In this episode, Dr. Dave Bender (Fishers, Indiana) shares his entrepreneurial journey with us and explains how he balances both managing his three dental practices with living a healthy, active lifestyle. The Entrepreneurial Journey of a Dentist with Dr. Dave Bender

His early-set goal to own multiple practices was challenged with the difficulties of clinical dentistry, but he shares how his bigger vision for what he projected his business to become was the driving force for his success.

Dave carries with him a powerful message that can transform the way we run our practices. His progressive thinking coupled with his early childhood influences pushes him to always “be comfortable with being uncomfortable”.

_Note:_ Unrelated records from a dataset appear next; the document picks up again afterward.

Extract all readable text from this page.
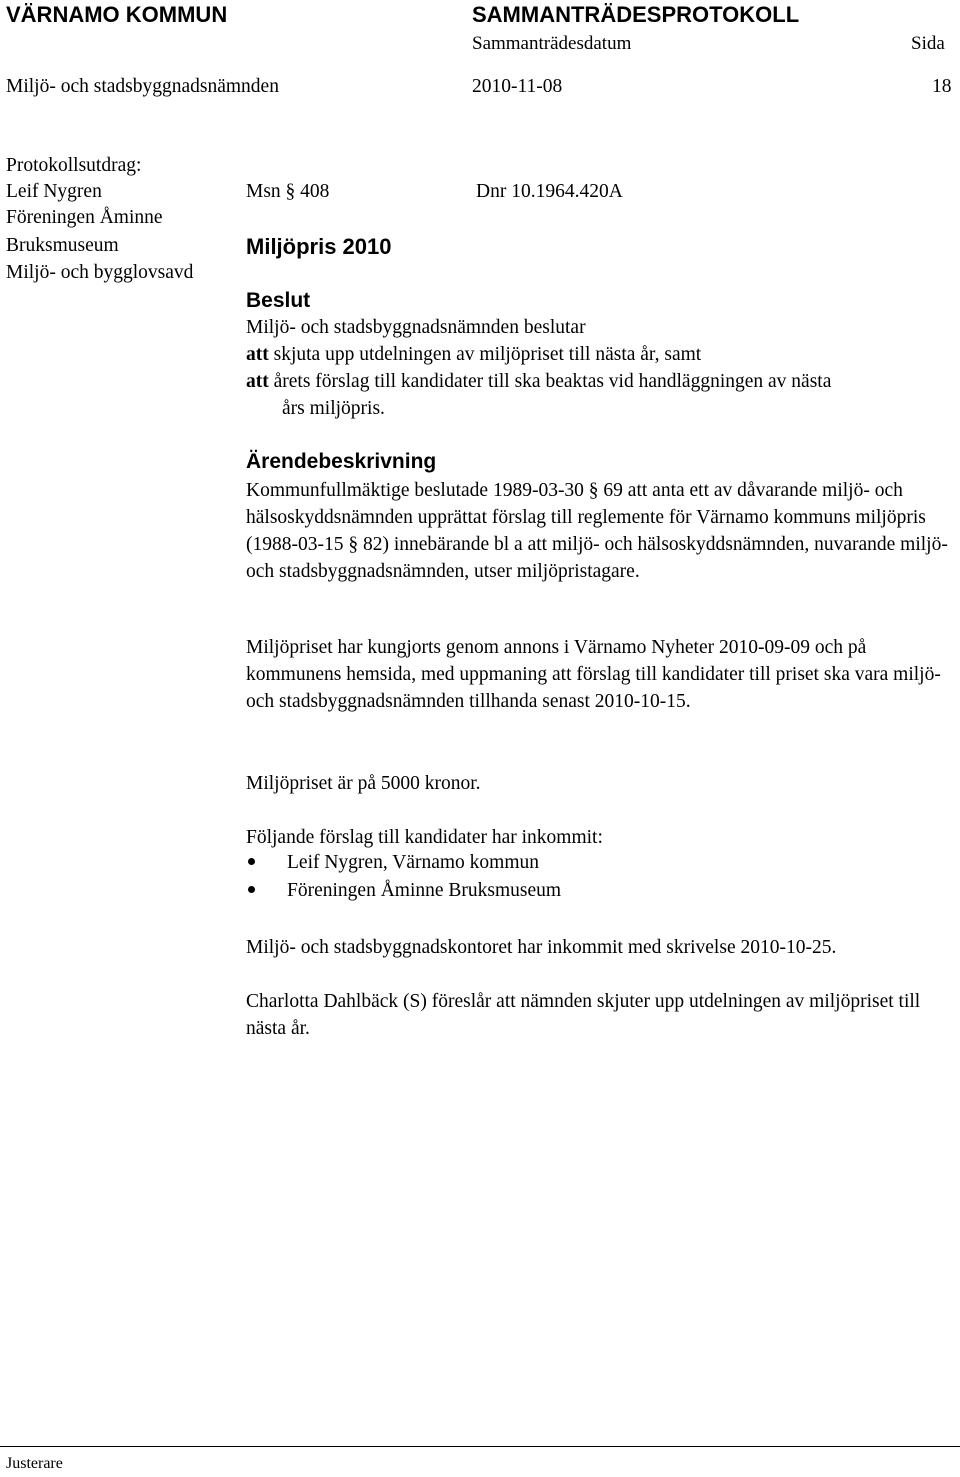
VÄRNAMO KOMMUN	SAMMANTRÄDESPROTOKOLL
Sammanträdesdatum	Sida
Miljö- och stadsbyggnadsnämnden	2010-11-08	18
Protokollsutdrag:
Leif Nygren
Föreningen Åminne
Bruksmuseum
Miljö- och bygglovsavd
Msn § 408	Dnr 10.1964.420A
Miljöpris 2010
Beslut
Miljö- och stadsbyggnadsnämnden beslutar
att skjuta upp utdelningen av miljöpriset till nästa år, samt
att årets förslag till kandidater till ska beaktas vid handläggningen av nästa
års miljöpris.
Ärendebeskrivning

Kommunfullmäktige beslutade 1989-03-30 § 69 att anta ett av dåvarande miljö- och hälsoskyddsnämnden upprättat förslag till reglemente för Värnamo kommuns miljöpris (1988-03-15 § 82) innebärande bl a att miljö- och hälsoskyddsnämnden, nuvarande miljö- och stadsbyggnadsnämnden, utser miljöpristagare.

Miljöpriset har kungjorts genom annons i Värnamo Nyheter 2010-09-09 och på kommunens hemsida, med uppmaning att förslag till kandidater till priset ska vara miljö- och stadsbyggnadsnämnden tillhanda senast 2010-10-15.

Miljöpriset är på 5000 kronor.

Följande förslag till kandidater har inkommit:

Leif Nygren, Värnamo kommun
Föreningen Åminne Bruksmuseum

Miljö- och stadsbyggnadskontoret har inkommit med skrivelse 2010-10-25.

Charlotta Dahlbäck (S) föreslår att nämnden skjuter upp utdelningen av miljöpriset till nästa år.

Justerare
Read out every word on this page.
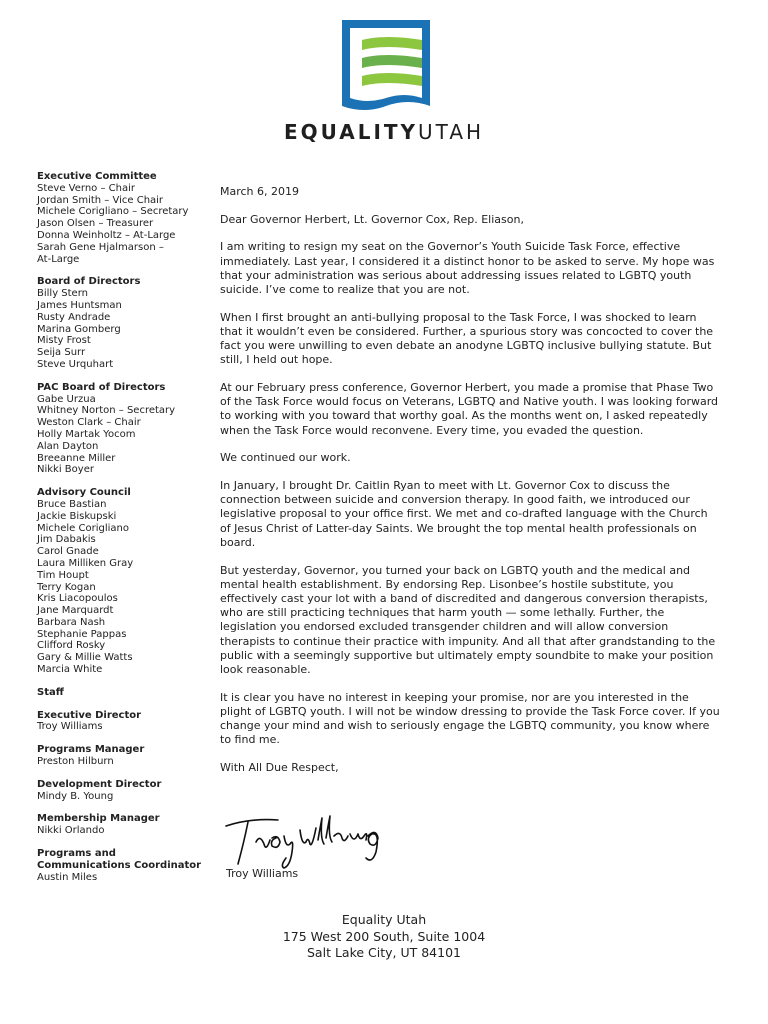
EQUALITYUTAH
Executive Committee
Steve Verno – Chair
Jordan Smith – Vice Chair
Michele Corigliano – Secretary
Jason Olsen – Treasurer
Donna Weinholtz – At-Large
Sarah Gene Hjalmarson –
At-Large
Board of Directors
Billy Stern
James Huntsman
Rusty Andrade
Marina Gomberg
Misty Frost
Seija Surr
Steve Urquhart
PAC Board of Directors
Gabe Urzua
Whitney Norton – Secretary
Weston Clark – Chair
Holly Martak Yocom
Alan Dayton
Breeanne Miller
Nikki Boyer
Advisory Council
Bruce Bastian
Jackie Biskupski
Michele Corigliano
Jim Dabakis
Carol Gnade
Laura Milliken Gray
Tim Houpt
Terry Kogan
Kris Liacopoulos
Jane Marquardt
Barbara Nash
Stephanie Pappas
Clifford Rosky
Gary & Millie Watts
Marcia White
Staff
Executive Director
Troy Williams
Programs Manager
Preston Hilburn
Development Director
Mindy B. Young
Membership Manager
Nikki Orlando
Programs and Communications Coordinator
Austin Miles

March 6, 2019

Dear Governor Herbert, Lt. Governor Cox, Rep. Eliason,

I am writing to resign my seat on the Governor’s Youth Suicide Task Force, effective immediately. Last year, I considered it a distinct honor to be asked to serve. My hope was that your administration was serious about addressing issues related to LGBTQ youth suicide. I’ve come to realize that you are not.

When I first brought an anti-bullying proposal to the Task Force, I was shocked to learn that it wouldn’t even be considered. Further, a spurious story was concocted to cover the fact you were unwilling to even debate an anodyne LGBTQ inclusive bullying statute. But still, I held out hope.

At our February press conference, Governor Herbert, you made a promise that Phase Two of the Task Force would focus on Veterans, LGBTQ and Native youth. I was looking forward to working with you toward that worthy goal. As the months went on, I asked repeatedly when the Task Force would reconvene. Every time, you evaded the question.

We continued our work.

In January, I brought Dr. Caitlin Ryan to meet with Lt. Governor Cox to discuss the connection between suicide and conversion therapy. In good faith, we introduced our legislative proposal to your office first. We met and co-drafted language with the Church of Jesus Christ of Latter-day Saints. We brought the top mental health professionals on board.

But yesterday, Governor, you turned your back on LGBTQ youth and the medical and mental health establishment. By endorsing Rep. Lisonbee’s hostile substitute, you effectively cast your lot with a band of discredited and dangerous conversion therapists, who are still practicing techniques that harm youth — some lethally. Further, the legislation you endorsed excluded transgender children and will allow conversion therapists to continue their practice with impunity. And all that after grandstanding to the public with a seemingly supportive but ultimately empty soundbite to make your position look reasonable.

It is clear you have no interest in keeping your promise, nor are you interested in the plight of LGBTQ youth. I will not be window dressing to provide the Task Force cover. If you change your mind and wish to seriously engage the LGBTQ community, you know where to find me.

With All Due Respect,

Troy Williams
Equality Utah
175 West 200 South, Suite 1004
Salt Lake City, UT 84101
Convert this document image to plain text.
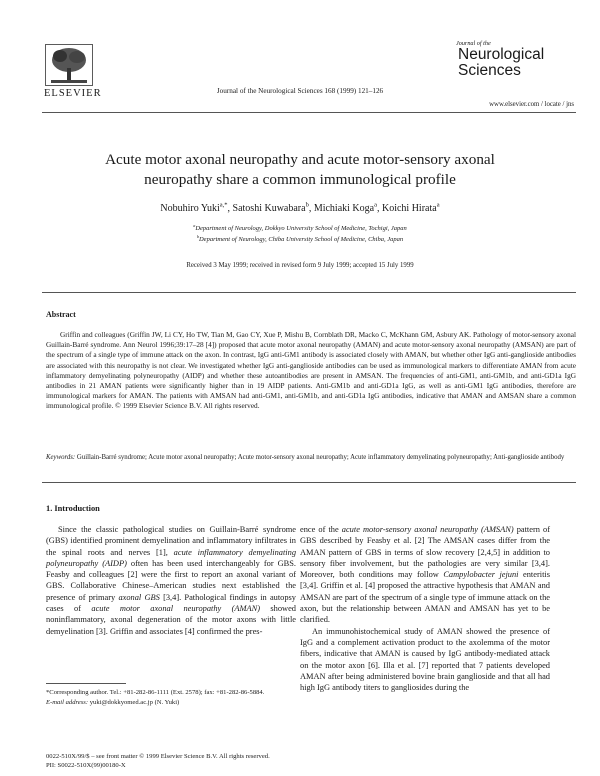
ELSEVIER	Journal of the Neurological Sciences 168 (1999) 121–126
Journal of the
Neurological
Sciences
www.elsevier.com / locate / jns
Acute motor axonal neuropathy and acute motor-sensory axonal
neuropathy share a common immunological profile
Nobuhiro Yuki$^{a,*}$, Satoshi Kuwabara$^b$, Michiaki Koga$^a$, Koichi Hirata$^a$
$^a$Department of Neurology, Dokkyo University School of Medicine, Tochigi, Japan
$^b$Department of Neurology, Chiba University School of Medicine, Chiba, Japan
Received 3 May 1999; received in revised form 9 July 1999; accepted 15 July 1999
Abstract
Griffin and colleagues (Griffin JW, Li CY, Ho TW, Tian M, Gao CY, Xue P, Mishu B, Cornblath DR, Macko C, McKhann GM, Asbury AK. Pathology of motor-sensory axonal Guillain-Barré syndrome. Ann Neurol 1996;39:17–28 [4]) proposed that acute motor axonal neuropathy (AMAN) and acute motor-sensory axonal neuropathy (AMSAN) are part of the spectrum of a single type of immune attack on the axon. In contrast, IgG anti-GM1 antibody is associated closely with AMAN, but whether other IgG anti-ganglioside antibodies are associated with this neuropathy is not clear. We investigated whether IgG anti-ganglioside antibodies can be used as immunological markers to differentiate AMAN from acute inflammatory demyelinating polyneuropathy (AIDP) and whether these autoantibodies are present in AMSAN. The frequencies of anti-GM1, anti-GM1b, and anti-GD1a IgG antibodies in 21 AMAN patients were significantly higher than in 19 AIDP patients. Anti-GM1b and anti-GD1a IgG, as well as anti-GM1 IgG antibodies, therefore are immunological markers for AMAN. The patients with AMSAN had anti-GM1, anti-GM1b, and anti-GD1a IgG antibodies, indicative that AMAN and AMSAN share a common immunological profile. © 1999 Elsevier Science B.V. All rights reserved.
Keywords: Guillain-Barré syndrome; Acute motor axonal neuropathy; Acute motor-sensory axonal neuropathy; Acute inflammatory demyelinating polyneuropathy; Anti-ganglioside antibody
1. Introduction

Since the classic pathological studies on Guillain-Barré syndrome (GBS) identified prominent demyelination and inflammatory infiltrates in the spinal roots and nerves [1], acute inflammatory demyelinating polyneuropathy (AIDP) often has been used interchangeably for GBS. Feasby and colleagues [2] were the first to report an axonal variant of GBS. Collaborative Chinese–American studies next established the presence of primary axonal GBS [3,4]. Pathological findings in autopsy cases of acute motor axonal neuropathy (AMAN) showed noninflammatory, axonal degeneration of the motor axons with little demyelination [3]. Griffin and associates [4] confirmed the pres-

ence of the acute motor-sensory axonal neuropathy (AMSAN) pattern of GBS described by Feasby et al. [2] The AMSAN cases differ from the AMAN pattern of GBS in terms of slow recovery [2,4,5] in addition to sensory fiber involvement, but the pathologies are very similar [3,4]. Moreover, both conditions may follow Campylobacter jejuni enteritis [3,4]. Griffin et al. [4] proposed the attractive hypothesis that AMAN and AMSAN are part of the spectrum of a single type of immune attack on the axon, but the relationship between AMAN and AMSAN has yet to be clarified.

An immunohistochemical study of AMAN showed the presence of IgG and a complement activation product to the axolemma of the motor fibers, indicative that AMAN is caused by IgG antibody-mediated attack on the motor axon [6]. Illa et al. [7] reported that 7 patients developed AMAN after being administered bovine brain ganglioside and that all had high IgG antibody titers to gangliosides during the

*Corresponding author. Tel.: +81-282-86-1111 (Ext. 2578); fax: +81-282-86-5884.
E-mail address: yuki@dokkyomed.ac.jp (N. Yuki)
0022-510X/99/$ – see front matter © 1999 Elsevier Science B.V. All rights reserved.
PII: S0022-510X(99)00180-X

In this episode, he shares how his experiences in corporate dentistry at Heartland Dental surprisingly counter the attitudes shared by most practicing dentists. He describes his continuing education courses with Heartland Dental as a value that he, otherwise, would not have experienced in a smaller practice. He later explains how he was unhappy with starting an associate driven practice because of the demanding high capital it required. He now thrives, in multiple aspects, with a co-partnership business model.

Key Quotes:

  • Let us live so when we come to die, even the undertaker will be sorry. – Mark Twain
  • With my early struggles – I was forced to be a better marketer, I was forced to run my practice a better way.
  • I was forced to do whatever it took to make the patient experience what it could be so that they would tell their family and friends –  and that’s honestly how we grew.
  • The difficulties we had in the first couple of years forced me to be better and more intentional about our growth process.
  • In 2013, I started an associate driven practice and that was a major mistake.
  • Some will be good, a few will be great, but only one will be the best.